Apenas 4% dessa população consegue concluir o ensino superior, enquanto 72% estão em situação de vulnerabilidade socioeconômica e 90% das travestis e mulheres trans adultas acabam na prostituição como única alternativa de sobrevivência (SYNERGIA CONSULTORIA, 2023). Esses dados não expressam uma “condição individual”, mas revelam a estrutura social transfóbica que produz sofrimento psíquico, exclusão e mortes evitáveis.
Diante desse contexto, o compromisso ético da psicologia não pode ser neutro: é necessário desnaturalizar os discursos patologizantes, romper com práticas normativas e construir escutas clínicas comprometidas com o reconhecimento da diversidade de gênero.
A patologização da transexualidade: uma herança histórica
Durante o século XX, o discurso médico-psiquiátrico classificava a transexualidade como transtorno mental, como evidenciado no DSM (Manual Diagnóstico e Estatístico de Transtornos Mentais) e na CID (Classificação Internacional de Doenças). A noção de “transtorno de identidade de gênero”, presente nessas classificações, sustentava a ideia de que a incongruência entre o sexo atribuído ao nascimento e a identidade de gênero era expressão de uma anomalia a ser corrigida (BENTO, 2006).

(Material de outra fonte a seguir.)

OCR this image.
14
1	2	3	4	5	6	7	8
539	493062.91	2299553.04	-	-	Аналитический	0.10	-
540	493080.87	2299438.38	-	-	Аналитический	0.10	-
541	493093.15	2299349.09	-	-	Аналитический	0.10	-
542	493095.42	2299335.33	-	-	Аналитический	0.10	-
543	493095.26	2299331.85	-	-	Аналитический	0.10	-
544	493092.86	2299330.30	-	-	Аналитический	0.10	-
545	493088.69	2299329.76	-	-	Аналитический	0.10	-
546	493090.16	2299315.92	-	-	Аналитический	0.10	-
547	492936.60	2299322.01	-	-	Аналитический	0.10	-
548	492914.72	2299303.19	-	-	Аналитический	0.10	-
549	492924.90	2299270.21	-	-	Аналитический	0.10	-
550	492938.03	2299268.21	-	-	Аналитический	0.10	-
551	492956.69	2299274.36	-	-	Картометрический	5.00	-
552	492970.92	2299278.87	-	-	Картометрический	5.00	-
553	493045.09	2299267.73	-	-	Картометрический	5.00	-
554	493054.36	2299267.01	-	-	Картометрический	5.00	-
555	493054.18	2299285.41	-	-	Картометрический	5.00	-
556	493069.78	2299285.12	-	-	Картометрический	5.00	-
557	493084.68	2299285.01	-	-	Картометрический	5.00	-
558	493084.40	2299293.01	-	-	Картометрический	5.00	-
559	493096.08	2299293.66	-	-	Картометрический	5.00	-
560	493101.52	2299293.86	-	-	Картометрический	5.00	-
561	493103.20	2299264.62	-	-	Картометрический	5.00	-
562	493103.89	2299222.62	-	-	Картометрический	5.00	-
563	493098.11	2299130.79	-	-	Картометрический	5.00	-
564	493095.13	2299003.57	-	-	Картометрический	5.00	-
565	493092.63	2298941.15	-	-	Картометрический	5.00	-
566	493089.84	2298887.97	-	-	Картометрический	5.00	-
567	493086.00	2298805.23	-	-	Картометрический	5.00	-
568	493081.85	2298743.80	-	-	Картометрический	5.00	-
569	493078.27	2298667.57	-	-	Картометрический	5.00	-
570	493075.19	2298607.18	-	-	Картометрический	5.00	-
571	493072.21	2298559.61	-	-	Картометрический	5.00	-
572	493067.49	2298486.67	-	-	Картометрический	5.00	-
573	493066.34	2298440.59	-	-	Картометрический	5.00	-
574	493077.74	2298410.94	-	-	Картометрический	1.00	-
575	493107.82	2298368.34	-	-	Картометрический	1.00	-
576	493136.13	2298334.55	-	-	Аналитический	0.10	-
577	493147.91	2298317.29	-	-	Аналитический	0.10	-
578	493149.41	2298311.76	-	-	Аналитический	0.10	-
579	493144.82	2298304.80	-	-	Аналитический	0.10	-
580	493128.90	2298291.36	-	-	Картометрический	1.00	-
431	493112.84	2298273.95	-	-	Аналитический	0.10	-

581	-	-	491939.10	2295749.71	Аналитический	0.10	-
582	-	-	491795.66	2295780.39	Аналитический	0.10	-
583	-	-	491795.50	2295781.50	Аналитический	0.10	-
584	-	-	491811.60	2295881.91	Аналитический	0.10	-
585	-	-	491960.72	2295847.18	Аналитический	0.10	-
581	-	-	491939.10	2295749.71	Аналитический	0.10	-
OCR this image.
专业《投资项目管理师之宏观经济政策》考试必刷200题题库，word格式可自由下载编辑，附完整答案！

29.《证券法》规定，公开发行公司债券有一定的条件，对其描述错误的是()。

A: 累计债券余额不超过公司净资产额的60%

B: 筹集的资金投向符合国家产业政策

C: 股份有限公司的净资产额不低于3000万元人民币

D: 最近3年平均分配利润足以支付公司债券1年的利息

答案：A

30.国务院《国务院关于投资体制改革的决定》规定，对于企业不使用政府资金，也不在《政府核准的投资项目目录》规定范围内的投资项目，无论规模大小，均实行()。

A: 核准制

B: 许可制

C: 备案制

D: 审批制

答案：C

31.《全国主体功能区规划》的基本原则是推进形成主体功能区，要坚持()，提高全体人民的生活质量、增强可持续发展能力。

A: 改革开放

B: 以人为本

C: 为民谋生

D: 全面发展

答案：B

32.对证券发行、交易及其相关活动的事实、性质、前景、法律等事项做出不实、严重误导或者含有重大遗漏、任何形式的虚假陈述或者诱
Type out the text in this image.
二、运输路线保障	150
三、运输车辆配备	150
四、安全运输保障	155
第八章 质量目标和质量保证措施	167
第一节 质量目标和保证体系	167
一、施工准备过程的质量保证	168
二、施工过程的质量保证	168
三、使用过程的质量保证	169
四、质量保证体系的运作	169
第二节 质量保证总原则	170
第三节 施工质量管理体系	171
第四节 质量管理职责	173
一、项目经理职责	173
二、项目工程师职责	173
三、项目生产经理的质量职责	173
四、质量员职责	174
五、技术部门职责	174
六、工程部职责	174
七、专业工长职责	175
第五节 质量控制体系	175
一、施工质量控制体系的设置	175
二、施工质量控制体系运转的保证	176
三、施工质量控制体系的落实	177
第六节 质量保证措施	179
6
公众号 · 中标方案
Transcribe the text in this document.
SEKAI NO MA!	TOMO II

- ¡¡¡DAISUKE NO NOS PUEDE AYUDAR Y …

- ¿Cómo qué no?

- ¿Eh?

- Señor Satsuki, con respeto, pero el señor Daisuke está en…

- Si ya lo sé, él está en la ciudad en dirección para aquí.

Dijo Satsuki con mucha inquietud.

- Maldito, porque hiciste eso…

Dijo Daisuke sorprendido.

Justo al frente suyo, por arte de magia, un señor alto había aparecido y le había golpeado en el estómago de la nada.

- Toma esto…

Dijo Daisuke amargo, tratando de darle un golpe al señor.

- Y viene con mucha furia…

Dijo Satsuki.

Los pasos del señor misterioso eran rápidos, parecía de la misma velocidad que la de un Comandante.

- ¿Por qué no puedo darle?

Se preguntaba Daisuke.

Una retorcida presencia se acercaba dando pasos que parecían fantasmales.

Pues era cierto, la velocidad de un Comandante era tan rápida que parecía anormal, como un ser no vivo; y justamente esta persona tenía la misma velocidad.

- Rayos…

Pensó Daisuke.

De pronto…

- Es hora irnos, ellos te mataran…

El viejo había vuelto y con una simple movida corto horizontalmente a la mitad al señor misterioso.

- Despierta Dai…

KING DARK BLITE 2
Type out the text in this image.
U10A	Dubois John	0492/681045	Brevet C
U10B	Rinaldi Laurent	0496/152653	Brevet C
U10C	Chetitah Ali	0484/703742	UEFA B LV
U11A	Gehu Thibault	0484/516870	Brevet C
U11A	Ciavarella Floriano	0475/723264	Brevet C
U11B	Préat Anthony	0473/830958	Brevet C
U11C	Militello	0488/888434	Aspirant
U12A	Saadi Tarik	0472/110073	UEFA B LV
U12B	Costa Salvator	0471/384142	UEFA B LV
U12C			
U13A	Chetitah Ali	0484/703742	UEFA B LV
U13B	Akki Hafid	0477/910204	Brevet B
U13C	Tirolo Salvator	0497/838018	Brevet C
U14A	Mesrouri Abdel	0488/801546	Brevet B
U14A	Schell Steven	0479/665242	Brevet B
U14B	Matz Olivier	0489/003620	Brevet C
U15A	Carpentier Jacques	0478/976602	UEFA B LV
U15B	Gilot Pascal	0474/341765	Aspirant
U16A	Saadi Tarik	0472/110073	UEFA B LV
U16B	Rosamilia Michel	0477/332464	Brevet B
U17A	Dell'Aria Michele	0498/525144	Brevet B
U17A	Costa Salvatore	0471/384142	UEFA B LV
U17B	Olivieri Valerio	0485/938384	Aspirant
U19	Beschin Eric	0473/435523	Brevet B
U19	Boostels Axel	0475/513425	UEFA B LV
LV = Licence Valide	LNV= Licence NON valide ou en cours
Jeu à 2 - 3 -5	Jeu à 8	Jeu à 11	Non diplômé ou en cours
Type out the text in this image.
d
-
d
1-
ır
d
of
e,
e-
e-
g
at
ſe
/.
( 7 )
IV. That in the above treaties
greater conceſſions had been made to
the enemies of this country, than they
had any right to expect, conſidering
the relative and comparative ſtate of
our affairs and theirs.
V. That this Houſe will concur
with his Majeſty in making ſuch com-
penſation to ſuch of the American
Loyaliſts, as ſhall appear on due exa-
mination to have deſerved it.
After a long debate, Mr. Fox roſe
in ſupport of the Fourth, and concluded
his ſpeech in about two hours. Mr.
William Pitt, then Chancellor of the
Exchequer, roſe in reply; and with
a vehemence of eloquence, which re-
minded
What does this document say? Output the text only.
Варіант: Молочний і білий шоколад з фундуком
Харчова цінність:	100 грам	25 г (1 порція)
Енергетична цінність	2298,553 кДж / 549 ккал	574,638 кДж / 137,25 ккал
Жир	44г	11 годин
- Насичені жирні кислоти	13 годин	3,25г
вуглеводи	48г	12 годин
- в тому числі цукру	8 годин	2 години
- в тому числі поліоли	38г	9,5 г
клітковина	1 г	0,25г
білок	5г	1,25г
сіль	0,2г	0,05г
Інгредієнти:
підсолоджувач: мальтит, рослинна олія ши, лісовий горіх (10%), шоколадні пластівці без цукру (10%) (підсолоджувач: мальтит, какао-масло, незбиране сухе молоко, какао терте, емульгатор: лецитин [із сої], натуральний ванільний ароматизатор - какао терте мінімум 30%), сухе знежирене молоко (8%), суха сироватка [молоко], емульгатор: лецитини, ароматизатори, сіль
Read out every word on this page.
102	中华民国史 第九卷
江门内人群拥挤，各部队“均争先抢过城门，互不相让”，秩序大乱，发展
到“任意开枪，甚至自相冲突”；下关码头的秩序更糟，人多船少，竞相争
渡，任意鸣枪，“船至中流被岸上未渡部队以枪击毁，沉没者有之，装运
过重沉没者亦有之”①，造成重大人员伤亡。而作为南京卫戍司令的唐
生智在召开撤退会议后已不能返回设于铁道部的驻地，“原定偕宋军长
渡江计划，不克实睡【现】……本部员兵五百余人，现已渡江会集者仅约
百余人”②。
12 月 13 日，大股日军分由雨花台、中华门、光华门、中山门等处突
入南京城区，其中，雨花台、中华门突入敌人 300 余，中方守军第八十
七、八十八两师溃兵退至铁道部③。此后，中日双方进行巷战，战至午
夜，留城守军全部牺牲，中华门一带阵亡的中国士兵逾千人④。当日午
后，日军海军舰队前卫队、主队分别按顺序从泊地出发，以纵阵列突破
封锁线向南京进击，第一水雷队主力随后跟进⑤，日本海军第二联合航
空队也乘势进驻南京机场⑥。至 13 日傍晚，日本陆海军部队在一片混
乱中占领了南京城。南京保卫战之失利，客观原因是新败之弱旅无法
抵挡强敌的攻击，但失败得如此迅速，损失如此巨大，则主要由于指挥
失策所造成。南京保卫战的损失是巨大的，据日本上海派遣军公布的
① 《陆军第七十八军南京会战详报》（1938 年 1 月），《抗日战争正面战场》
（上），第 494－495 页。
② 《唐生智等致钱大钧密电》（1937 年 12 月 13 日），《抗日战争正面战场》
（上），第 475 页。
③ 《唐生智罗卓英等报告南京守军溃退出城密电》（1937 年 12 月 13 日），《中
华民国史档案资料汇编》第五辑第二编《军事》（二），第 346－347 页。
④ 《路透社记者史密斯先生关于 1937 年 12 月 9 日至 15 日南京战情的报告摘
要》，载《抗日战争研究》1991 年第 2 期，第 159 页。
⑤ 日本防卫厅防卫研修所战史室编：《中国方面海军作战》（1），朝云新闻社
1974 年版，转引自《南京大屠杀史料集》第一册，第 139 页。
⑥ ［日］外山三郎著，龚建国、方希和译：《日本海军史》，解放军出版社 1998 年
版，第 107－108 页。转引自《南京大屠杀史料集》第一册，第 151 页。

A patologização foi funcional a uma lógica normativa que restringia os modos legítimos de existência de gênero e justificava práticas de controle, como cirurgias compulsórias, tratamentos hormonais sem consentimento ou terapias reparativas. Além disso, os saberes psicológicos frequentemente foram utilizados como instrumentos de regulação social, como aponta Foucault (1999), alimentando o ideal de um corpo coerente com o gênero designado biologicamente.
Despatologização da transexualidade e a virada ética na psicologia
A partir dos anos 2000, movimentos sociais trans e setores progressistas da academia começaram a questionar abertamente esse modelo. No Brasil, o Conselho Federal de Psicologia deu um passo decisivo com a publicação da Resolução CFP n.º 01/2018, que orienta os profissionais da psicologia a respeitarem as expressões de gênero e a identidade de pessoas trans, travestis e não binárias, repudiando qualquer prática que pretenda “redirecionar” tais expressões.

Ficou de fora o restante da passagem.